10. A speech recognition method with adjustable memory usage, applicable to at least a language system, said method comprising:

extracting a plurality of feature vectors from a plurality of input speech signals;

in an off-line phase, applying a search space construction module to construct a word-level search space from read-in text, and after removing redundancy from said word-level search space, partially expanding said redundancy-removed word-level search space to a tree-structure search space through a mapping relation between word and phonetics provided by a dictionary; and

in an online phase, combining said dictionary and at least an acoustic model via a decoder, according to linkage relation of said search space's tree-structure, comparing with said plurality of feature vectors, and outputting a decoding result.

11. The method as claimed in claim 10, wherein said generating the word-level search space further includes:

storing said read-in text into a matrix following an order;

starting from first column of first row of said matrix, comparing with previous rows and removing redundancy from said matrix; and

starting from first column of first row of said redundancy-removed matrix, labeling each word and using a directional transition to construct said linkage relation between words of said read-in text until finishing last column.

12. The method as claimed in claim 10, wherein said partially expanding the redundancy-removed word-level search space to said tree-structure search space further includes:

realizing said redundancy-removed word-level search space with a finite state machine (FSM);

expanding every state of said FSM according to a dictionary, computing number of repetitions of words in phone-level transited from every state;

selecting at least a corresponding state from a sequence of the repetition numbers according to an expansion ratio; and

expanding said at least a selected states to a phone-level search space, and recording at least a corresponding position in said dictionary for remaining states un-expanded to said phone-level search space.

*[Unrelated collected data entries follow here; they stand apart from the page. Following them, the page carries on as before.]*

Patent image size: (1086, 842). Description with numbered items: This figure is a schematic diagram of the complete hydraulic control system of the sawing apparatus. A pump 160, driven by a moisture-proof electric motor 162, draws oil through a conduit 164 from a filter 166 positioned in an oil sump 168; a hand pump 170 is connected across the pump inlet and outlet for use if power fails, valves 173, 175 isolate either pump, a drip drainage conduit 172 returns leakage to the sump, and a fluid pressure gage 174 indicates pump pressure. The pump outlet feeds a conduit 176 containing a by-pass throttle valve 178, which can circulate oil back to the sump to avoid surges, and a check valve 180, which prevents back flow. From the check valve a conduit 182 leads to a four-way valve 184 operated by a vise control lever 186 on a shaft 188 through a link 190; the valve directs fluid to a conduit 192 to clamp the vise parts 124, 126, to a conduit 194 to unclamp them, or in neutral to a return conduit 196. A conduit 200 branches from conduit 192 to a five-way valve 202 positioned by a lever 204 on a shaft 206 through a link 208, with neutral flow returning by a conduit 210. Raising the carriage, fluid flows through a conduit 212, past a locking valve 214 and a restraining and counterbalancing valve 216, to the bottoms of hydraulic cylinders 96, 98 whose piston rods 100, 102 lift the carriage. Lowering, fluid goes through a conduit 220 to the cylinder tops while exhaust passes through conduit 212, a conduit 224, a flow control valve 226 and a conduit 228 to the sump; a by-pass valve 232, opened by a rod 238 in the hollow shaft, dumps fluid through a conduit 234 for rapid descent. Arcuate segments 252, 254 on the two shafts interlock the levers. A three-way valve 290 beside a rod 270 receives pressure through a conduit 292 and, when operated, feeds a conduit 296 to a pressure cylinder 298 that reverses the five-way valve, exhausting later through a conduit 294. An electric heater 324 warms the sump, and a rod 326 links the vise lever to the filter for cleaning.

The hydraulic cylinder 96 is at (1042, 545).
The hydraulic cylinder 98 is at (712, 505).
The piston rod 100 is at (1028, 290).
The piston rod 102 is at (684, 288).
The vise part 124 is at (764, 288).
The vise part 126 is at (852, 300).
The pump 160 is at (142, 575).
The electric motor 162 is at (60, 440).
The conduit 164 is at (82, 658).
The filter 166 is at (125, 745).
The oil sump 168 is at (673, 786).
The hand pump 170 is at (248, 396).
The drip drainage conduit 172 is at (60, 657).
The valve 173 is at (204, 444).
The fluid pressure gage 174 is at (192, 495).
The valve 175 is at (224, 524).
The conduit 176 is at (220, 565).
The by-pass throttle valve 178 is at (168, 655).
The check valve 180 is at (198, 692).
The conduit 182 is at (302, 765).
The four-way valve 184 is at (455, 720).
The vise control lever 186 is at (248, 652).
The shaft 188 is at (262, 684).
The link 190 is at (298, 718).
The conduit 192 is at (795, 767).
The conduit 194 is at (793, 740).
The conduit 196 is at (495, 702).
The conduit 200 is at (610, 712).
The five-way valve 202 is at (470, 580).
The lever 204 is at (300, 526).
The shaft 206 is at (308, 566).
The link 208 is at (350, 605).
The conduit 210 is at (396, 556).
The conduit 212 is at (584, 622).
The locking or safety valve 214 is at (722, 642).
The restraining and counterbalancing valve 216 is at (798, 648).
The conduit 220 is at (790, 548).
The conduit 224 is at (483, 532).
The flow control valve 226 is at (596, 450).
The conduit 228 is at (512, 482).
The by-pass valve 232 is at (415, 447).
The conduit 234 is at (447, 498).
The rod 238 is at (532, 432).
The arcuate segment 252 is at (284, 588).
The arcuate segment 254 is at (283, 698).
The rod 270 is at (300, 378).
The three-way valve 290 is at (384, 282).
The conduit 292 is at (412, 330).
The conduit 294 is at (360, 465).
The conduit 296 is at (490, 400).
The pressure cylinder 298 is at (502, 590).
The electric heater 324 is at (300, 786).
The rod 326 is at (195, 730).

13. The method as claimed in claim 12, wherein at least a corresponding pronunciation and at least an acoustic model are found from said at least a corresponding position in said dictionary.

14. The method as claimed in claim 10, wherein in offline phase, said redundancy-removed word-level search space is realized with a finite state machine (FSM), at least a corresponding state is selected from said FSM according to an expansion ratio for partially expanded to said tree-structure search space, and in said FSM, one state to another state is linked by directional transitions.

15. The method as claimed in claim 14, wherein said partially expanding said word-level search space to said tree-structure search space is to select said at least a corresponding state according to a system memory usage restriction.

16. The method as claimed in claim 14, wherein said selecting said at least a corresponding state is determined by a computation equation, said computation equation is related to a plurality of parameters, said plurality of parameters are selected from one group consisting of number of states of said FSM, selected states according to expansion ratio, unselected states, number of transitions of said selected expanded states after redundancy removed, number of transitions of unexpanded states, and memory usage of every transition.

17. The method as claimed in claim 14, further includes:

in said offline phase, pointing branch information of each of said unexpanded states to a specific dictionary position;

after constructing said tree-structure search space, in said online phase, after extracting a plurality of feature vectors from said input speech signals, obtaining a plurality of frames, and for each said frame, according to linkage relation constructed by said tree-structure search space; and

in said online phase, determining whether information on all possible paths of said tree-structure search space being a phonetic, if not, retrieving at least a corresponding pronunciation and at least an acoustic model from said dictionary position corresponding to said unexpanded state.